Oui, ils l’ont fait, pour partie. C’est par un remède de cheval keynésien qu’ont été obtenus, entre autres, un taux de croissance de + 2,4% en 2015, alors qu’il était de -2,8% en 2009 et un taux de chômage divisé par deux, sur ces mêmes sept ans. Ces années, c’est aussi une réforme fondamentale de la protection sociale nord-américaine, l’ObamaCare, engagée contre les vents et marrées du congrès. Une avancée herculéenne, même s’il y a des défauts de jeunesse.

Oui, ils l’ont fait, mais nombreux sont ceux qui n’en ont pas bénéficié. La réussite économique et sociale n’est que partielle, n’oublions pas qu’Obama n’a cessé de ferrailler contre un Congrès hostile. L’administration Obama n’est pas parvenue à faire reculer les inégalités aux Etats-Unis. Etre un jeune américain à la peau noire attire toujours plus les balles (perdues, criminelles et policières) que les diplômes et les emplois. Le déclin des anciens territoires industriels ou ruraux n’a pas été enrayé. Quelle que soit leur couleur de peau, les populations continuent d’y trinquer. Des formes de misères s’installent que la protection sociale états-unienne ne peut amortir. C’est dans des territoires éloignés des grandes métropoles nord-américaines et tout particulièrement dans le Midwest désindustrialisé que Donald Trump a pu l’emporter, s’appuyant sur le ressentiment anti-élites. Pour la première fois en vingt ou trente ans,  certains de ces Etats n’ont pas voté Démocrate. Les grandes villes, elles, ont bénéficié de l’embellie économique insufflée par l’Etat. Elles ont majoritairement voté Hillary Clinton.

Penchons-nous, au Royaume-Uni, sur le vote en faveur du Brexit. Ce vote n’est pas londonien. Il est minoritaire, aussi, à Manchester, Liverpool, Leeds, Cardiff et Bristol. Mettons à part l’Écosse et l’Irlande du Nord : il y a le poids de la question pendante sur le positionnement dans ou hors du Royaume-Uni. Le vote pro-Brexit est majoritaire là où l’Europe reste perçue comme une charge et la mondialisation subie. Constat partagé : le pays est clivé.
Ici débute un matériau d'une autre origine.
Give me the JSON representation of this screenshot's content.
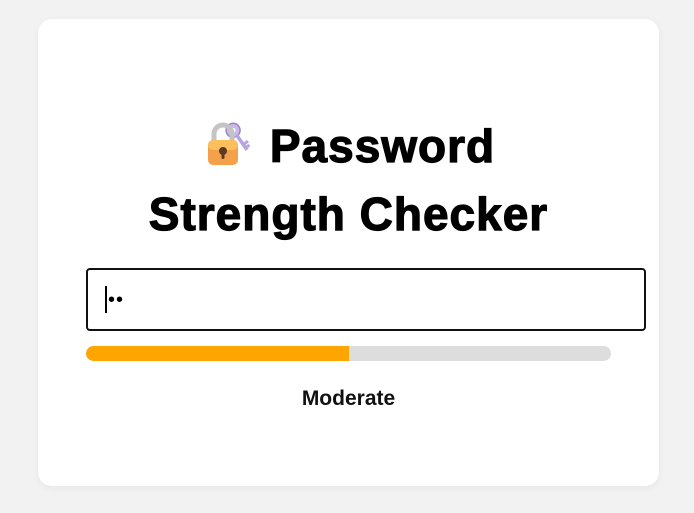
{
  "header": {
    "icon": "locked-with-key-icon",
    "title_line1": "Password",
    "title_line2": "Strength Checker"
  },
  "password_field": {
    "value": "••",
    "type": "password"
  },
  "strength_meter": {
    "level_fraction": 0.5,
    "fill_color": "#ffa500",
    "track_color": "#dddddd"
  },
  "strength": {
    "label": "Moderate"
  }
}
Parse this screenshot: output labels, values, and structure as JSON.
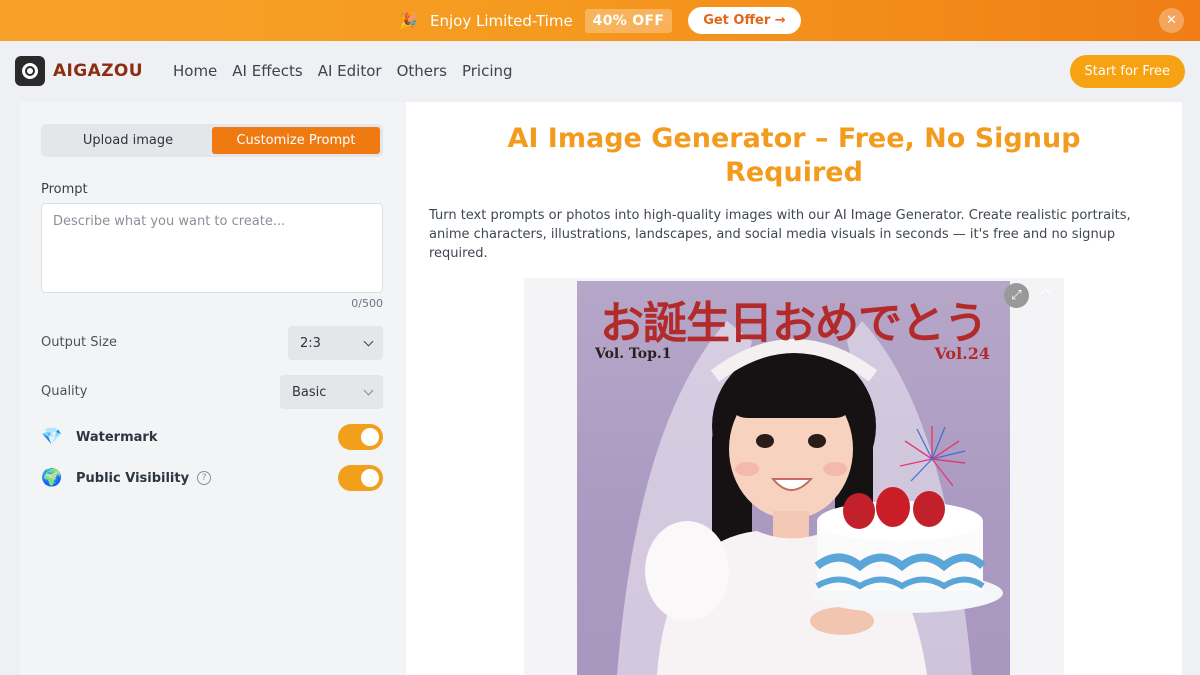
{
  "promo": {
    "emoji": "🎉",
    "text": "Enjoy Limited-Time",
    "badge": "40% OFF",
    "button": "Get Offer →",
    "close": "✕"
  },
  "nav": {
    "brand": "AIGAZOU",
    "links": [
      "Home",
      "AI Effects",
      "AI Editor",
      "Others",
      "Pricing"
    ],
    "cta": "Start for Free"
  },
  "left_panel": {
    "tabs": [
      {
        "label": "Upload image",
        "active": false
      },
      {
        "label": "Customize Prompt",
        "active": true
      }
    ],
    "prompt_label": "Prompt",
    "prompt_placeholder": "Describe what you want to create...",
    "prompt_value": "",
    "counter": "0/500",
    "output_size_label": "Output Size",
    "output_size_value": "2:3",
    "quality_label": "Quality",
    "quality_value": "Basic",
    "watermark": {
      "icon": "💎",
      "label": "Watermark",
      "on": true
    },
    "visibility": {
      "icon": "🌍",
      "label": "Public Visibility",
      "help": "?",
      "on": true
    }
  },
  "main": {
    "title": "AI Image Generator – Free, No Signup Required",
    "description": "Turn text prompts or photos into high-quality images with our AI Image Generator. Create realistic portraits, anime characters, illustrations, landscapes, and social media visuals in seconds — it's free and no signup required.",
    "poster": {
      "headline": "お誕生日おめでとう",
      "left_caption": "Vol. Top.1",
      "right_caption": "Vol.24"
    },
    "expand_icon": "⤢"
  },
  "colors": {
    "accent_orange": "#f07a12",
    "title_orange": "#f39b1d",
    "toggle_on": "#f2a01c",
    "brand_text": "#8b2e12"
  }
}
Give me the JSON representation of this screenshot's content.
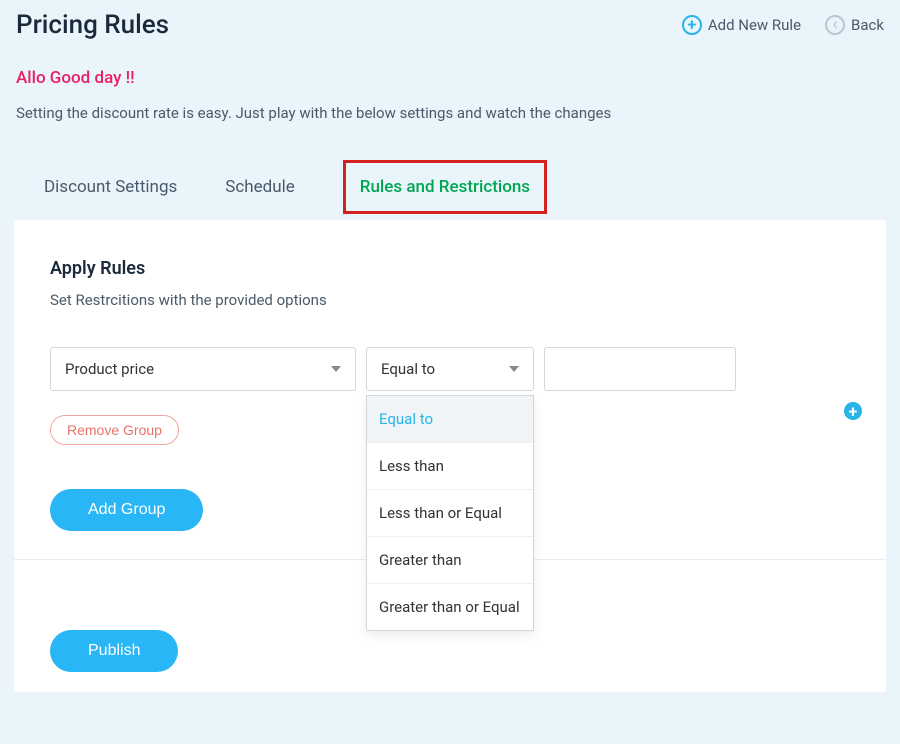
{
  "header": {
    "title": "Pricing Rules",
    "addNew": "Add New Rule",
    "back": "Back"
  },
  "greeting": "Allo Good day !!",
  "subtext": "Setting the discount rate is easy. Just play with the below settings and watch the changes",
  "tabs": {
    "discount": "Discount Settings",
    "schedule": "Schedule",
    "rules": "Rules and Restrictions"
  },
  "section": {
    "title": "Apply Rules",
    "sub": "Set Restrcitions with the provided options"
  },
  "rule": {
    "field": "Product price",
    "operator": "Equal to",
    "value": ""
  },
  "operator_options": [
    "Equal to",
    "Less than",
    "Less than or Equal",
    "Greater than",
    "Greater than or Equal"
  ],
  "buttons": {
    "removeGroup": "Remove Group",
    "addGroup": "Add Group",
    "publish": "Publish"
  }
}
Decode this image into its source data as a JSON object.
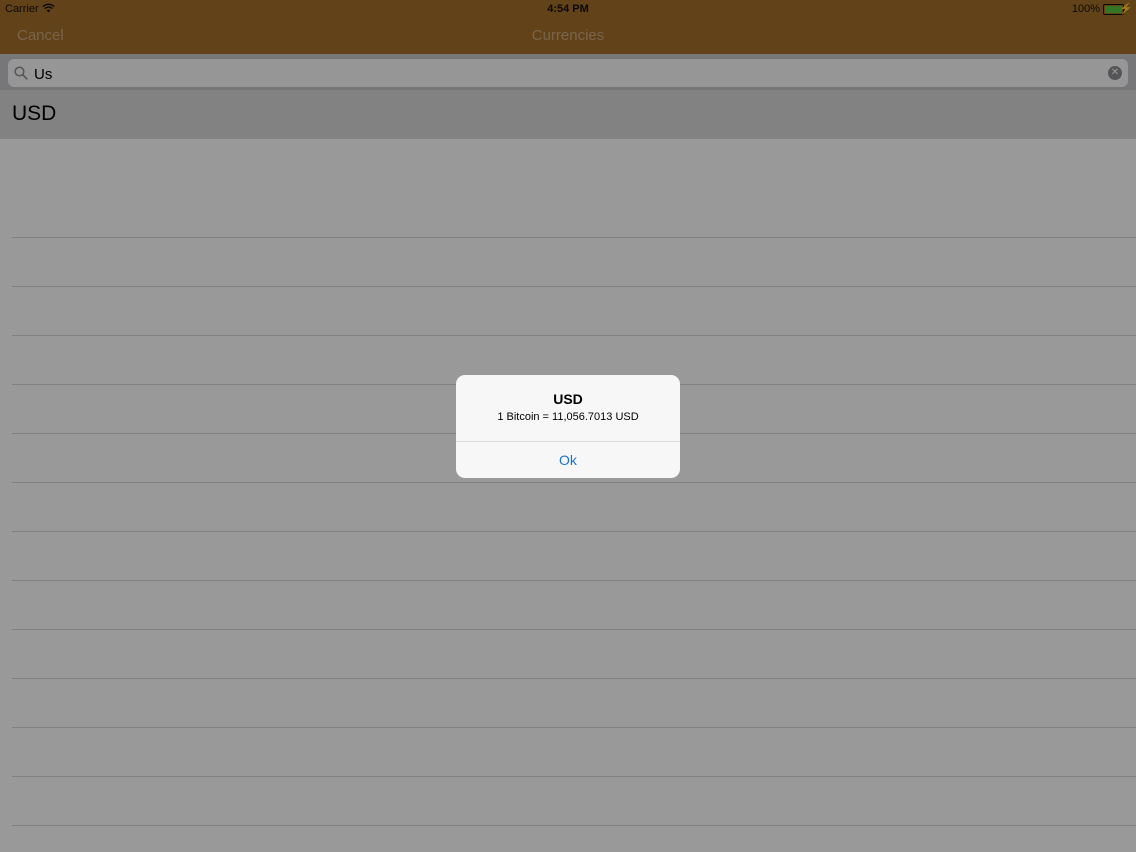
{
  "status_bar": {
    "carrier": "Carrier",
    "time": "4:54 PM",
    "battery_percent": "100%",
    "wifi_icon": "wifi-icon",
    "battery_icon": "battery-icon",
    "charging_icon": "bolt-icon"
  },
  "nav": {
    "cancel_label": "Cancel",
    "title": "Currencies"
  },
  "search": {
    "value": "Us",
    "search_icon": "search-icon",
    "clear_icon": "clear-icon"
  },
  "list": {
    "items": [
      {
        "label": "USD",
        "selected": true
      }
    ]
  },
  "alert": {
    "title": "USD",
    "message": "1 Bitcoin = 11,056.7013 USD",
    "ok_label": "Ok"
  },
  "colors": {
    "nav_background": "#a46f28",
    "alert_button": "#1a73c9",
    "battery_fill": "#58c43b"
  }
}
Grossissons le trait, voulez-vous. En 2016, le vote de ces territoires éloignés des grands centres économiques a été le principal contributeur aux victoires Trump et pro-Brexit. Une influence qui en a surpris plus d’un. A Gauche en France, nous serions bien avisés d’en tirer la leçon et dès lors, de nous tourner à nouveau vers cette France oubliée.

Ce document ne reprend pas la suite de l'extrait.